The whipping tentacles of green trickled from the tunnel, spilling over the floor like hooks aiming for vulnerable ankles. I could only imagine what damage would be done by the explosive capsules, but I wasn't going to hang around to find out. I followed the others down the next tunnel, a hassled charge for the exit and the safety of the outdoor sandstorm.
In the first hall, Fruyt had moved the two Mak and two Oo near our entry point. With such a small opening and so many bodies to shift, we had to prioritize. Arkv and Surote took it in turns to bark out orders, and those unable to lift heavy weights were sent out into the sandstorm first, including all of us but Marco. Surote joined us as we dragged unconscious Yeerk bodies as far from the building as we could. I could do little more than watch, made difficult by the raging sandstorm that blocked out the sky.

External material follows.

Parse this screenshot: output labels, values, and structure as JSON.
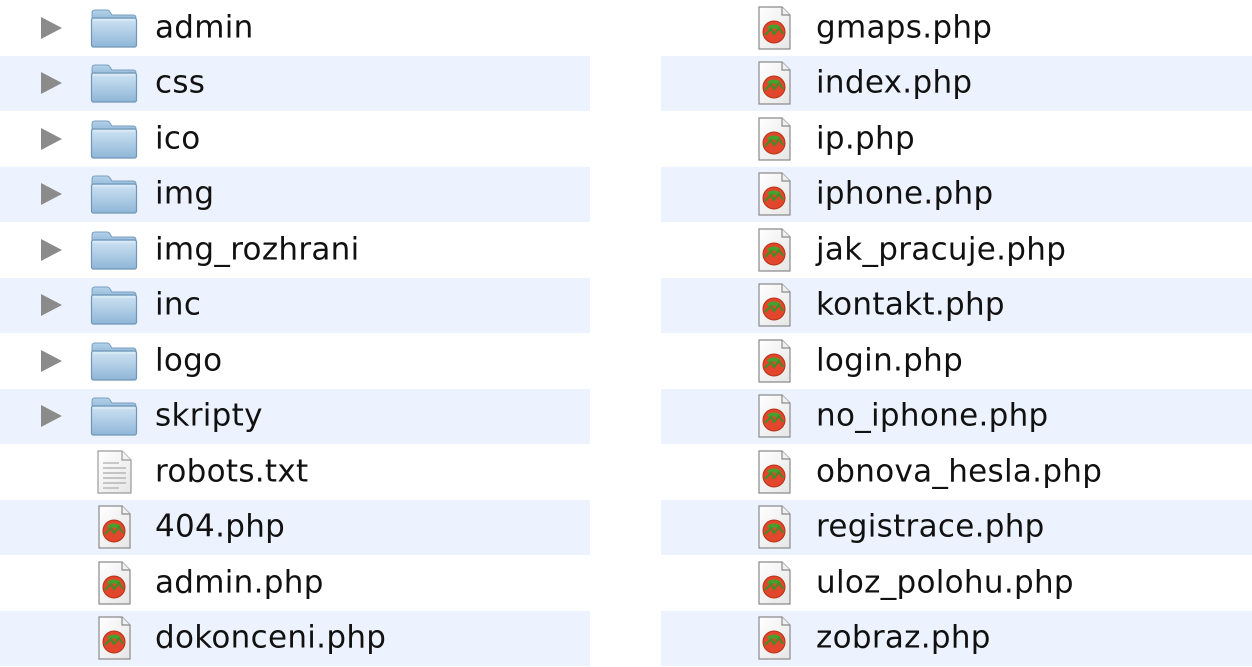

The blast was like intense thunder. Within the building, the toxic, acidic gas had enveloped the capsule container, seeped in. Even through the thick flying sand, I could see the center of the building beginning to implode after the incredible, uncontrolled explosion. Suddenly, a massive gust of air punched at me and sent me spiraling back towards to ship, winded and disorientated. The immense air pressure sent debris through the sky, zipping through the air like hailstones.

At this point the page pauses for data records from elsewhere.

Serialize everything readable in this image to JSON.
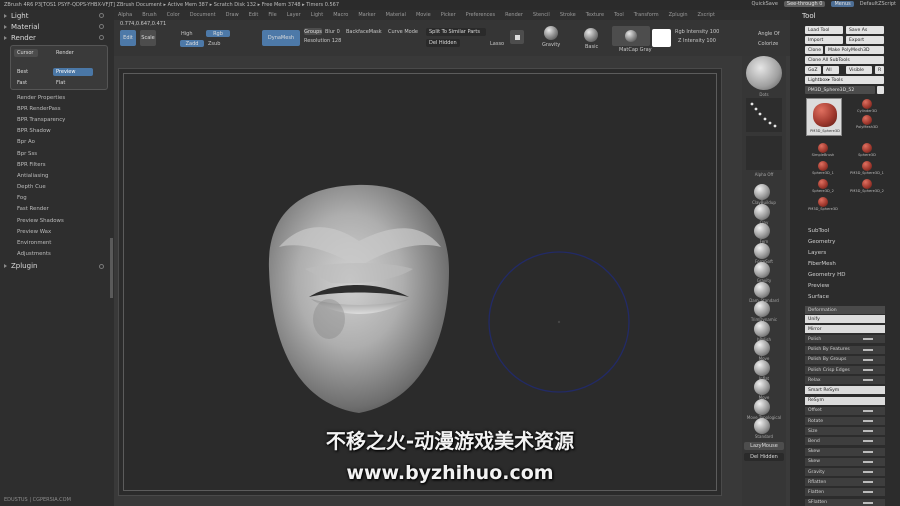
{
  "titlebar": {
    "text": "ZBrush 4R6 P3[TOS1 PSYF-QDPS-YHBX-VFJT]   ZBrush Document   ▸ Active Mem 387 ▸ Scratch Disk 132 ▸ Free Mem 3748 ▸ Timers 0.567",
    "quicksave": "QuickSave",
    "seethrough": "See-through 0",
    "menus": "Menus",
    "script": "DefaultZScript"
  },
  "menubar": [
    "Alpha",
    "Brush",
    "Color",
    "Document",
    "Draw",
    "Edit",
    "File",
    "Layer",
    "Light",
    "Macro",
    "Marker",
    "Material",
    "Movie",
    "Picker",
    "Preferences",
    "Render",
    "Stencil",
    "Stroke",
    "Texture",
    "Tool",
    "Transform",
    "Zplugin",
    "Zscript"
  ],
  "left": {
    "sections": [
      {
        "label": "Light"
      },
      {
        "label": "Material"
      },
      {
        "label": "Render"
      }
    ],
    "render_box": {
      "cursor": "Cursor",
      "render": "Render",
      "best": "Best",
      "preview": "Preview",
      "fast": "Fast",
      "flat": "Flat"
    },
    "items": [
      "Render Properties",
      "BPR RenderPass",
      "BPR Transparency",
      "BPR Shadow",
      "Bpr Ao",
      "Bpr Sss",
      "BPR Filters",
      "Antialiasing",
      "Depth Cue",
      "Fog",
      "Fast Render",
      "Preview Shadows",
      "Preview Wax",
      "Environment",
      "Adjustments"
    ],
    "zplugin": "Zplugin",
    "footer": "EDUSTUS | CGPERSIA.COM"
  },
  "topbar": {
    "coords": "0.774,0.647,0.471",
    "edit": "Edit",
    "scale": "Scale",
    "high": "High",
    "rgb": "Rgb",
    "zadd": "Zadd",
    "zsub": "Zsub",
    "dynamesh": "DynaMesh",
    "groups": "Groups",
    "blur": "Blur 0",
    "resolution": "Resolution 128",
    "backfacemask": "BackfaceMask",
    "curve_mode": "Curve Mode",
    "split": "Split To Similar Parts",
    "del_hidden": "Del Hidden",
    "lasso": "Lasso",
    "gravity": "Gravity",
    "basic": "Basic",
    "matcap": "MatCap Gray",
    "rgb_intensity": "Rgb Intensity 100",
    "z_intensity": "Z Intensity 100",
    "angle": "Angle Of",
    "colorize": "Colorize"
  },
  "shelf": {
    "brushes": [
      "ClayBuildup",
      "Clay",
      "Fern",
      "FormSoft",
      "Gravity",
      "Dam_Standard",
      "TrimDynamic",
      "hPolish",
      "Move",
      "Inflat",
      "Move",
      "Move Topological",
      "Standard"
    ],
    "lazymouse": "LazyMouse",
    "del_hidden": "Del Hidden",
    "labels_top": [
      "Dots",
      "Alpha Off"
    ]
  },
  "tool": {
    "title": "Tool",
    "buttons": [
      [
        "Load Tool",
        "Save As"
      ],
      [
        "Import",
        "Export"
      ],
      [
        "Clone",
        "Make PolyMesh3D"
      ],
      [
        "Clone All SubTools"
      ],
      [
        "GoZ",
        "All",
        "Visible",
        "R"
      ],
      [
        "Lightbox▸ Tools"
      ]
    ],
    "current": "PM3D_Sphere3D_52",
    "thumbs": [
      "PM3D_Sphere3D",
      "Cylinder3D",
      "PolyMesh3D",
      "SimpleBrush",
      "Sphere3D",
      "Sphere3D_1",
      "PM3D_Sphere3D_1",
      "Sphere3D_2",
      "PM3D_Sphere3D_2",
      "PM3D_Sphere3D"
    ],
    "subsections": [
      "SubTool",
      "Geometry",
      "Layers",
      "FiberMesh",
      "Geometry HD",
      "Preview",
      "Surface"
    ],
    "deformation": "Deformation",
    "props": [
      "Unify",
      "Mirror",
      "Polish",
      "Polish By Features",
      "Polish By Groups",
      "Polish Crisp Edges",
      "Relax",
      "Smart ReSym",
      "ReSym",
      "Offset",
      "Rotate",
      "Size",
      "Bend",
      "Skew",
      "Skew",
      "Gravity",
      "Rflatten",
      "Flatten",
      "SFlatten"
    ]
  },
  "watermark": {
    "line1": "不移之火-动漫游戏美术资源",
    "line2": "www.byzhihuo.com"
  },
  "colors": {
    "accent": "#4d79a8",
    "panel": "#2e2e2e",
    "canvas": "#2b2b2b",
    "mesh": "#b8b8b8",
    "brush_ring": "#222a66",
    "subtool_red": "#a23a2f"
  }
}
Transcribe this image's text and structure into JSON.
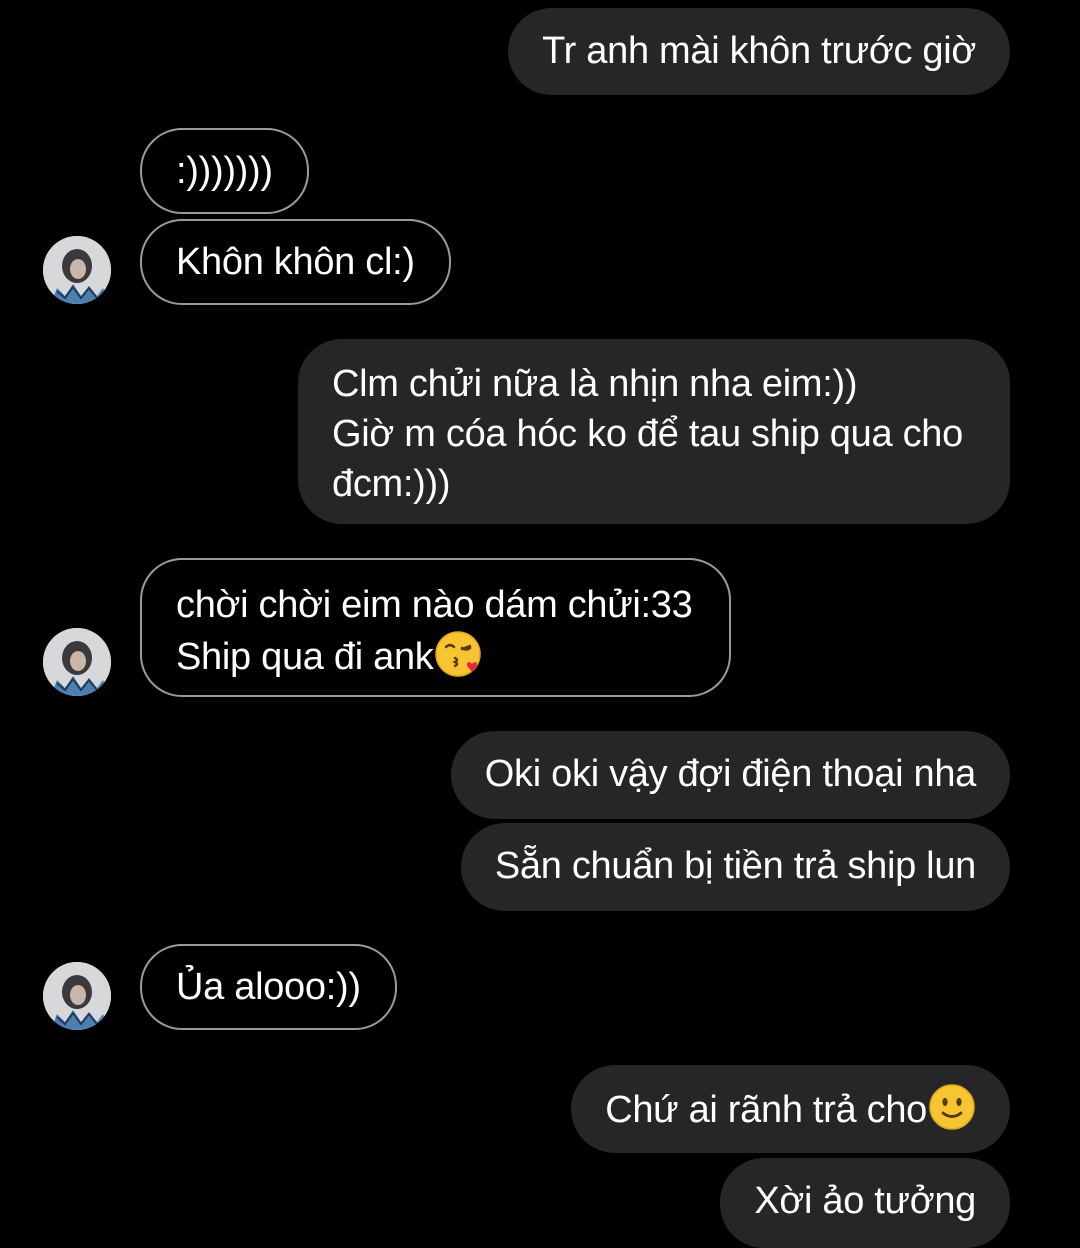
{
  "messages": [
    {
      "side": "sent",
      "lines": [
        "Tr anh mài khôn trước giờ"
      ]
    },
    {
      "side": "received",
      "lines": [
        ":)))))))"
      ]
    },
    {
      "side": "received",
      "lines": [
        "Khôn khôn cl:)"
      ]
    },
    {
      "side": "sent",
      "lines": [
        "Clm chửi nữa là nhịn nha eim:))",
        "Giờ m cóa hóc ko để tau ship qua cho",
        "đcm:)))"
      ]
    },
    {
      "side": "received",
      "lines": [
        "chời chời eim nào dám chửi:33",
        "Ship qua đi ank"
      ],
      "emoji": "face-blowing-kiss"
    },
    {
      "side": "sent",
      "lines": [
        "Oki oki vậy đợi điện thoại nha"
      ]
    },
    {
      "side": "sent",
      "lines": [
        "Sẵn chuẩn bị tiền trả ship lun"
      ]
    },
    {
      "side": "received",
      "lines": [
        "Ủa alooo:))"
      ]
    },
    {
      "side": "sent",
      "lines": [
        "Chứ ai rãnh trả cho"
      ],
      "emoji": "slightly-smiling-face"
    },
    {
      "side": "sent",
      "lines": [
        "Xời ảo tưởng"
      ]
    }
  ],
  "icons": {
    "avatar": "contact-avatar-photo",
    "kiss_emoji": "face-blowing-kiss",
    "smile_emoji": "slightly-smiling-face"
  },
  "colors": {
    "background": "#000000",
    "sent_bubble": "#262629",
    "received_border": "#9a9a9e",
    "text": "#ffffff"
  }
}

"Take cover!" Arkv bellowed as best he could. "Keep away from the building!"
I saw the last few run. They had left Yeerk bodies behind. Too late, I saw a thick metal frame whip past me, just inches from my wing. I decided for safety and ducked back towards the ship. I dropped beneath it, sheltered by its impervious frame.
Nobody was physically hurt beyond repair. We had to wait out the falling debris before heading back to Enrich, and very few exchanged glances. Only Arkv was speaking, and that was to dish out whatever orders he felt necessary.
That is until Surote started to make some very unusual sounds. It was a bleeping jitter at first and then a whistle. Heads rose, eyes gaped.
He was twitching, convulsing violently. His metal eyelids flickered asymmetrically, white claws clenched and flexed at random. Everything about him was shuddering, and it was getting worse!
"I… told… you….!" he garbled mechanically. He couldn't finish whatever he was going to say. Sparks flashed beneath his chest plates, and jolts grappled his head. All hands covered all eyes in anticipation, just as Surote's upper half gave up the fight and burst, sending lightweight metal everywhere.